If you're making this for Passover, you can omit the corn syrup, and make sure you have kosher-for-Passover powdered sugar (most of them have cornstarch). Also you can swap out a dairy-free cream and margarine for the butter, and end up with a dairy-free dessert.

Batter:
1 cup (100 grams) powdered sugar
½ cup almond flour (50 grams)
3 tablespoons (25 grams) unsweetened Dutch-process cocoa powder
2 large egg whites, at room temperature
5 tablespoons (65 grams) granulated sugar

Ganache:
½ cup heavy cream
2 teaspoons light corn syrup (optional)
4 ounces (120 grams) bittersweet or semisweet chocolate, finely chopped
1 tablespoon (15 grams) butter, cut into small pieces


Preheat your oven to 350° Fahrenheit. Stack two cookie sheets together, and line the top one with parchment paper (this isn't necessary, but in my experience gives you the best results). Prep three stacks of cookie sheets — if you don't have enough, just lay out three sheets of parchment paper.

Sift or grind together the powdered sugar, almond flour, and cocoa powder. Set aside.

In the bowl of a standing electric mixer, beat the egg whites, gradually and then increasing the speed to high, until they begin to rise and hold their shape. While whipping, sprinkle in the granulated sugar, and continue beating a few more minutes until you form stiff peaks.

Carefully fold the dry ingredients into the beaten egg whites with a flexible rubber spatula. Continue to mix until it becomes a batter that will pour off of your spatula in a thick-yet-pourable (not plop-able) stream — the party line in macaron-making is going for something that "flows like magma". You want it so that when the batter pours down it will hold its shape for a few seconds, but then gradually slump down into the remaining batter. Yes, you will be deflating things. But that's okay. Think about the fact you're going to pipe cookies that you want to hold their shape somewhat, but not maintain the peak from where you piped them.

When the mixture has reached this stage, transfer it into a pastry bag, or plastic bag (if the latter, then snip off a corner). Pipe one-inch circles onto your parchment paper, with about an inch between them (I just aim for as small as I possibly can). Repeat with remaining batter and sheets.

When the cookies are all piped, rap the baking sheet against the counter once or twice to pop air bubbles (if you have free range sheets of cookies, you can lift up the parchment by both sides, and then drop it from a height of a few inches). Bake about 12-15 minutes, until the cookies are set just enough on the bottom where you can almost peel one off. Remove, let set on the sheet a few minutes, and then remove the cookies to a cooling rack. Repeat with remaining cookies — if you're recycling cookie pans, let them cool slightly between batches. And don't worry about the cookies sitting out on the counter awaiting their turn in the oven — some recipes actually recommend that.
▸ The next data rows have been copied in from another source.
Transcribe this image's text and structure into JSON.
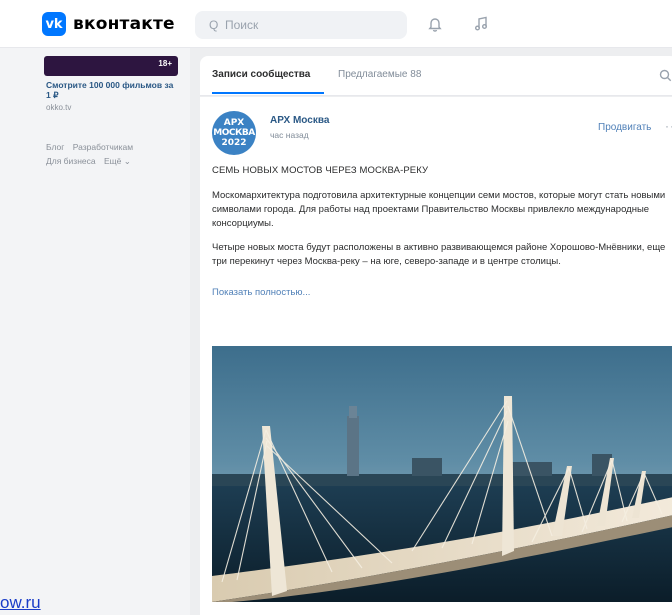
{
  "app": {
    "logo_glyph": "vk",
    "logo_text": "вконтакте"
  },
  "header": {
    "search_placeholder": "Q  Поиск",
    "icons": [
      "bell-icon",
      "music-note-icon"
    ]
  },
  "sidebar": {
    "promo": {
      "age_badge": "18+",
      "title": "Смотрите 100 000 фильмов за 1 ₽",
      "domain": "okko.tv"
    },
    "footer_links": [
      "Блог",
      "Разработчикам",
      "Для бизнеса",
      "Ещё ⌄"
    ]
  },
  "feed": {
    "tabs": [
      {
        "label": "Записи сообщества",
        "active": true
      },
      {
        "label": "Предлагаемые 88",
        "active": false
      }
    ]
  },
  "post": {
    "avatar_lines": [
      "АРХ",
      "МОСКВА",
      "2022"
    ],
    "author": "АРХ Москва",
    "time": "час назад",
    "promote_label": "Продвигать",
    "more_label": "···",
    "title": "СЕМЬ НОВЫХ МОСТОВ ЧЕРЕЗ МОСКВА-РЕКУ",
    "paragraph_1": "Москомархитектура подготовила архитектурные концепции семи мостов, которые могут стать новыми символами города. Для работы над проектами Правительство Москвы привлекло международные консорциумы.",
    "paragraph_2": "Четыре новых моста будут расположены в активно развивающемся районе Хорошово-Мнёвники, еще три перекинут через Москва-реку – на юге, северо-западе и в центре столицы.",
    "show_more": "Показать полностью..."
  },
  "watermark": "ow.ru",
  "colors": {
    "accent": "#0077ff",
    "link": "#2a5885",
    "page_bg": "#edeef0"
  }
}
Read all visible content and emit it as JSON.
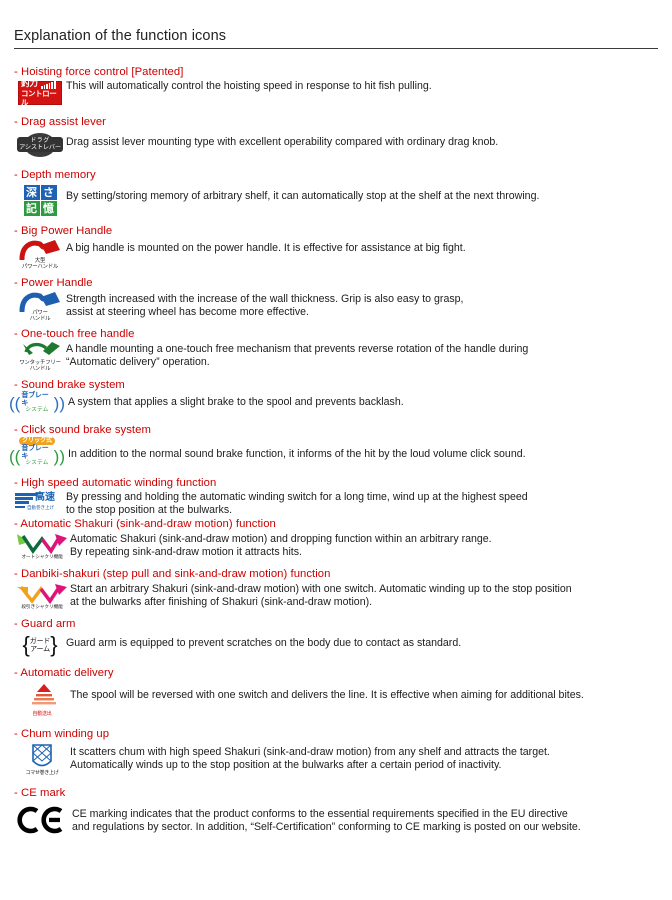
{
  "header": {
    "title": "Explanation of the function icons"
  },
  "entries": [
    {
      "title": "- Hoisting force control [Patented]",
      "icon": "hoisting-force-control-icon",
      "icon_text": {
        "line1": "釣力",
        "line2": "コントロール"
      },
      "desc_line1": "This will automatically control the hoisting speed in response to hit fish pulling.",
      "desc_line2": ""
    },
    {
      "title": "- Drag assist lever",
      "icon": "drag-assist-lever-icon",
      "icon_text": {
        "line1": "ドラグ",
        "line2": "アシストレバー"
      },
      "desc_line1": "Drag assist lever mounting type with excellent operability compared with ordinary drag knob.",
      "desc_line2": ""
    },
    {
      "title": "- Depth memory",
      "icon": "depth-memory-icon",
      "icon_text": {
        "t1": "深",
        "t2": "さ",
        "t3": "記",
        "t4": "憶"
      },
      "desc_line1": "By setting/storing memory of arbitrary shelf, it can automatically stop at the shelf at the next throwing.",
      "desc_line2": ""
    },
    {
      "title": "- Big Power Handle",
      "icon": "big-power-handle-icon",
      "icon_text": {
        "line1": "大型",
        "line2": "パワーハンドル"
      },
      "desc_line1": "A big handle is mounted on the power handle. It is effective for assistance at big fight.",
      "desc_line2": ""
    },
    {
      "title": "- Power Handle",
      "icon": "power-handle-icon",
      "icon_text": {
        "line1": "パワー",
        "line2": "ハンドル"
      },
      "desc_line1": "Strength increased with the increase of the wall thickness. Grip is also easy to grasp,",
      "desc_line2": "assist at steering wheel has become more effective."
    },
    {
      "title": "- One-touch free handle",
      "icon": "one-touch-free-handle-icon",
      "icon_text": {
        "line1": "ワンタッチフリー",
        "line2": "ハンドル"
      },
      "desc_line1": "A handle mounting a one-touch free mechanism that prevents reverse rotation of the handle during",
      "desc_line2": "“Automatic delivery” operation."
    },
    {
      "title": "- Sound brake system",
      "icon": "sound-brake-system-icon",
      "icon_text": {
        "line1": "音ブレーキ",
        "line2": "システム"
      },
      "desc_line1": "A system that applies a slight brake to the spool and prevents backlash.",
      "desc_line2": ""
    },
    {
      "title": "- Click sound brake system",
      "icon": "click-sound-brake-system-icon",
      "icon_text": {
        "badge": "クリック式",
        "line1": "音ブレーキ",
        "line2": "システム"
      },
      "desc_line1": "In addition to the normal sound brake function, it informs of the hit by the loud volume click sound.",
      "desc_line2": ""
    },
    {
      "title": "- High speed automatic winding function",
      "icon": "high-speed-winding-icon",
      "icon_text": {
        "line1": "高速",
        "line2": "自動巻き上げ"
      },
      "desc_line1": "By pressing and holding the automatic winding switch for a long time, wind up at the highest speed",
      "desc_line2": "to the stop position at the bulwarks."
    },
    {
      "title": "- Automatic Shakuri (sink-and-draw motion) function",
      "icon": "automatic-shakuri-icon",
      "icon_text": {
        "line1": "オートシャクリ機能"
      },
      "desc_line1": "Automatic Shakuri (sink-and-draw motion) and dropping function within an arbitrary range.",
      "desc_line2": "By repeating sink-and-draw motion it attracts hits."
    },
    {
      "title": "- Danbiki-shakuri (step pull and sink-and-draw motion) function",
      "icon": "danbiki-shakuri-icon",
      "icon_text": {
        "line1": "段引きシャクリ機能"
      },
      "desc_line1": "Start an arbitrary Shakuri (sink-and-draw motion) with one switch. Automatic winding up to the stop position",
      "desc_line2": "at the bulwarks after finishing of Shakuri (sink-and-draw motion)."
    },
    {
      "title": "- Guard arm",
      "icon": "guard-arm-icon",
      "icon_text": {
        "line1": "ガード",
        "line2": "アーム"
      },
      "desc_line1": "Guard arm is equipped to prevent scratches on the body due to contact as standard.",
      "desc_line2": ""
    },
    {
      "title": "- Automatic delivery",
      "icon": "automatic-delivery-icon",
      "icon_text": {
        "line1": "自動送出"
      },
      "desc_line1": "The spool will be reversed with one switch and delivers the line. It is effective when aiming for additional bites.",
      "desc_line2": ""
    },
    {
      "title": "- Chum winding up",
      "icon": "chum-winding-up-icon",
      "icon_text": {
        "line1": "コマせ巻き上げ"
      },
      "desc_line1": "It scatters chum with high speed Shakuri (sink-and-draw motion) from any shelf and attracts the target.",
      "desc_line2": "Automatically winds up to the stop position at the bulwarks after a certain period of inactivity."
    },
    {
      "title": "- CE mark",
      "icon": "ce-mark-icon",
      "icon_text": {
        "line1": "CE"
      },
      "desc_line1": "CE marking indicates that the product conforms to the essential requirements specified in the EU directive",
      "desc_line2": "and regulations by sector. In addition, “Self-Certification” conforming to CE marking is posted on our website."
    }
  ],
  "colors": {
    "title_red": "#cc0000",
    "body_text": "#1c1c1c",
    "rule": "#3a3a3a",
    "icon_red": "#d31212",
    "icon_blue": "#1d63b5",
    "icon_green": "#2e9b3f",
    "icon_orange": "#f0a21a"
  }
}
When the cookies are baked and cooled, heat the cream and corn syrup in a small saucepan. When the cream just begins to boil at the edges, remove from heat, and add the chopped chocolate. Let sit one minute, then stir until smooth. Stir in the pieces of butter. Let cool until it becomes thick-yet-still spreadable (I kept trying to speed this up in the fridge, then missing my window and needing to microwave it — seriously like 3 times). When the ganache is ready, take a spoon or knife or small spatula, and place a small spoonful of ganache on the flat bottom of a cookie. Find a similarly sized cookie (if yours, like mine, um, vary a bit), and sandwich them together. Let age a day before eating, or store in the freezer for a few weeks.